Displaying pair plot in Pandas data frame
This code worked for me using Python 3.5.2:
import pandas as pd
import matplotlib.pyplot as plt
%matplotlib inline
from sklearn import datasets
iris_dataset = datasets.load_iris()
X = iris_dataset.data
Y = iris_dataset.target
iris_dataframe = pd.DataFrame(X, columns=iris_dataset.feature_names)
# Create a scatter matrix from the dataframe, color by y_train
grr = pd.plotting.scatter_matrix(iris_dataframe, c=Y, figsize=(15, 15), marker='o',
hist_kwds={'bins': 20}, s=60, alpha=.8)
For pandas version < v0.20.0.
Thanks to michael-szczepaniak for pointing out that this API had been deprecated.
grr = pd.scatter_matrix(iris_dataframe, c=Y, figsize=(15, 15), marker='o',
hist_kwds={'bins': 20}, s=60, alpha=.8)
I just had to remove the cmap=mglearn.cm3
piece, because I was not able to make mglearn work. There is a version mismatch issue with sklearn.
To not display the image and save it directly to file you can use this method:
plt.savefig('foo.png')
Also remove
# %matplotlib inline
Just an update to Vikash's excellent answer. The last two lines should now be:
grr = pd.plotting.scatter_matrix(iris_dataframe, c=Y, figsize=(15, 15), marker='o',
hist_kwds={'bins': 20}, s=60, alpha=.8)
The scatter_matrix function has been moved to the plotting package, so the original answer, while correct is now deprecated.
So the complete code would now be:
import pandas as pd
import matplotlib.pyplot as plt
%matplotlib inline
from sklearn import datasets
iris_dataset = datasets.load_iris()
X = iris_dataset.data
Y = iris_dataset.target
iris_dataframe = pd.DataFrame(X, columns=iris_dataset.feature_names)
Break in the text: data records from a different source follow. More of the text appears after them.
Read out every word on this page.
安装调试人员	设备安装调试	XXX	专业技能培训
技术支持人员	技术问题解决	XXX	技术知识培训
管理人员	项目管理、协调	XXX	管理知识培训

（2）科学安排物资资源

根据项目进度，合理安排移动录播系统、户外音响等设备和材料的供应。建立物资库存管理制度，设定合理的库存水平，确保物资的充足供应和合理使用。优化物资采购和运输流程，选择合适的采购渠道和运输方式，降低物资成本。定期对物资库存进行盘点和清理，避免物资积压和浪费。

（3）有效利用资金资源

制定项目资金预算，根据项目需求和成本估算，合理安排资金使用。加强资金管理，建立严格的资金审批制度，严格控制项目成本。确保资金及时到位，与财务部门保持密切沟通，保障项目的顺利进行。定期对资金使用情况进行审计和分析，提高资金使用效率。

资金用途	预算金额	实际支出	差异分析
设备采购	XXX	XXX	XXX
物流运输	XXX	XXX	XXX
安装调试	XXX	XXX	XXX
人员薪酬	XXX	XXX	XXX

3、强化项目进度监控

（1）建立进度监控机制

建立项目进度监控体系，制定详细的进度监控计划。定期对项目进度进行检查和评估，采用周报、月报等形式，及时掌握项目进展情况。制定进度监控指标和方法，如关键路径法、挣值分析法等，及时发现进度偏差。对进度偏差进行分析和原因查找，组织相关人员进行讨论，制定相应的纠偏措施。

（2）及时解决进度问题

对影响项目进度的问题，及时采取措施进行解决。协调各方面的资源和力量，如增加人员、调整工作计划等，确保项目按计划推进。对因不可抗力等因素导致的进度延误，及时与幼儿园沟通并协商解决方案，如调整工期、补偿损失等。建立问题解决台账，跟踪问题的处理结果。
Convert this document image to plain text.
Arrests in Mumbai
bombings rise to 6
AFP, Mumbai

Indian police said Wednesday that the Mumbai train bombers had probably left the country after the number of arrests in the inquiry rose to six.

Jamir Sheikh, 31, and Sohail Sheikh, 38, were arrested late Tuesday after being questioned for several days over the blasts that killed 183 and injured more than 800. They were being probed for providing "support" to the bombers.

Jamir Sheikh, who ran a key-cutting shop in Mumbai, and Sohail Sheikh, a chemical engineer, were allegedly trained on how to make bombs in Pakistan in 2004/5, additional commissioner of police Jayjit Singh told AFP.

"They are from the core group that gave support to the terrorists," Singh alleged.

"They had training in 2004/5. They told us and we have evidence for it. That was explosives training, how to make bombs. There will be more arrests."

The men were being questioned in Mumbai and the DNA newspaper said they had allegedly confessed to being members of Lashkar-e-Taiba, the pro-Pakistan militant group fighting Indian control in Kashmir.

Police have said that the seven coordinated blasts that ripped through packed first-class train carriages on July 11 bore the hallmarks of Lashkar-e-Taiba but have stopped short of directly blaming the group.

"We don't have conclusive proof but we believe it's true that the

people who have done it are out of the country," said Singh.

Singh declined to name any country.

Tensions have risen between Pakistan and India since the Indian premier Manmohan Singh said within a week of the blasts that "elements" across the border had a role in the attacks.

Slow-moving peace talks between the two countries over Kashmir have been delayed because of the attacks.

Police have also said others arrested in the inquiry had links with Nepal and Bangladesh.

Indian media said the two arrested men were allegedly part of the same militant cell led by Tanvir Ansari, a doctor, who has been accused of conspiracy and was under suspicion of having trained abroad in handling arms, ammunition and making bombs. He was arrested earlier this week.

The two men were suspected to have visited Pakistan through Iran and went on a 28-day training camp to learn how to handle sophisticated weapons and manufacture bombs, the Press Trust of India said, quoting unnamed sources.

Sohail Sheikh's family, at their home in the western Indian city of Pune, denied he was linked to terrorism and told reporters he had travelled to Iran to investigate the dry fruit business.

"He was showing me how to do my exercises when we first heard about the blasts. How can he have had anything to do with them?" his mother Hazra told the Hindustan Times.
# create a scatter matrix from the dataframe, color by y_train
grr = pd.plotting.scatter_matrix(iris_dataframe, c=Y, figsize=(15, 15), marker='o',
hist_kwds={'bins': 20}, s=60, alpha=.8)
This is also possible using seaborn:
import seaborn as sns
df = sns.load_dataset("iris")
sns.pairplot(df, hue="species")